12:00 pm - By John Lichfield
PARIS - The foot and mouth epidemic appeared to have reached the continent yesterday with a suspected, but unconfirmed, outbreak on a pig farm at Diksmuide, near Ostend, Belgium.
There were also reports of a suspected outbreak among British-born sheep on a farm near Saint Etienne in central France, but this was denied by the French agriculture ministry.
Officials said the French farm had been placed under quarantine because of the origin of the sheep. Reuters news agency quoted a local veterinary officer as saying that symptoms of foot and mouth disease had been found among the sheep, but that first tests had proved negative.
Agriculture ministry officials in Paris said that there was no suspicion of foot and mouth on the farm, at Roche-la-Molière in the Loire, and "no suspected or confirmed case anywhere in France".

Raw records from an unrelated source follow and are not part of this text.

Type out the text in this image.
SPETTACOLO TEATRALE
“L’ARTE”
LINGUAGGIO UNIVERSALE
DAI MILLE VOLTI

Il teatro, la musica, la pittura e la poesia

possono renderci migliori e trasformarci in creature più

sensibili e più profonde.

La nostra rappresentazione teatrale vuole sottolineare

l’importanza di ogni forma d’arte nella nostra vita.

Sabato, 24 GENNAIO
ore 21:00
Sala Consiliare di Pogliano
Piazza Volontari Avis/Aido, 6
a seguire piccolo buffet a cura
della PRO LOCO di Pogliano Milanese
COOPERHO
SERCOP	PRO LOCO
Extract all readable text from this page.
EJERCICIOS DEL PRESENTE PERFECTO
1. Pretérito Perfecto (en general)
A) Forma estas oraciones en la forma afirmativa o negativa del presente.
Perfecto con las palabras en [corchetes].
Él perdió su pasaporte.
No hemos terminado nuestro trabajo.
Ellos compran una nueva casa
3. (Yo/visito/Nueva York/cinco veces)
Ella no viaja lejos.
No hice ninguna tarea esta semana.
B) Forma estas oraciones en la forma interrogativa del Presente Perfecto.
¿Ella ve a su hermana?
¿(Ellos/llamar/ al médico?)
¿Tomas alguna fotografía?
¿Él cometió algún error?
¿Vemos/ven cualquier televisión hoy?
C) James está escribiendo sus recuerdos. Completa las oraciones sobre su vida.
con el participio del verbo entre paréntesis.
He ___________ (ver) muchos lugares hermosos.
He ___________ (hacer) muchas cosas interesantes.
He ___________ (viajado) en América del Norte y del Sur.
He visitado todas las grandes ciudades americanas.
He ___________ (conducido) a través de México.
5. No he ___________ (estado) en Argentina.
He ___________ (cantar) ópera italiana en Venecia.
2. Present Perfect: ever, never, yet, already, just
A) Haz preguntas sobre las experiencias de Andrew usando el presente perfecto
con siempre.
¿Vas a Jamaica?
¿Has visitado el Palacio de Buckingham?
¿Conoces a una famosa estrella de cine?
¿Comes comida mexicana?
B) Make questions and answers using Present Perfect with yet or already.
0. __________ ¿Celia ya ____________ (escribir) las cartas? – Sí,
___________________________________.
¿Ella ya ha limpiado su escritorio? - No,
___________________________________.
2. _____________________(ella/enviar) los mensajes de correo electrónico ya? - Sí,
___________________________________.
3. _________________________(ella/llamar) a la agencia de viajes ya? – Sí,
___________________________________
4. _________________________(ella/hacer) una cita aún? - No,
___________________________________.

More than 300 pigs at the Belgian farm were slaughtered yesterday and all movements off livestock in the country were banned. The French government also closed its northern border to Belgian livestock.
Continental farmers, already devastated by the BSE crisis, have been waiting for days to see if the British foot and mouth epidemic would cross the Channel. Even one or two cases – which would trigger food import bans from other countries in Europe and the world – could be disastrous for a country such as France, which depends heavily on agricultural exports.
Belgian officials said the first tests on animals at the Diksmuide farm had proved negative, despite the discovery of sores around the mouths of the pigs, a frequent first symptom of foot and mouth disease. Further tests had been carried out and the animals slaughtered as a matter of precaution.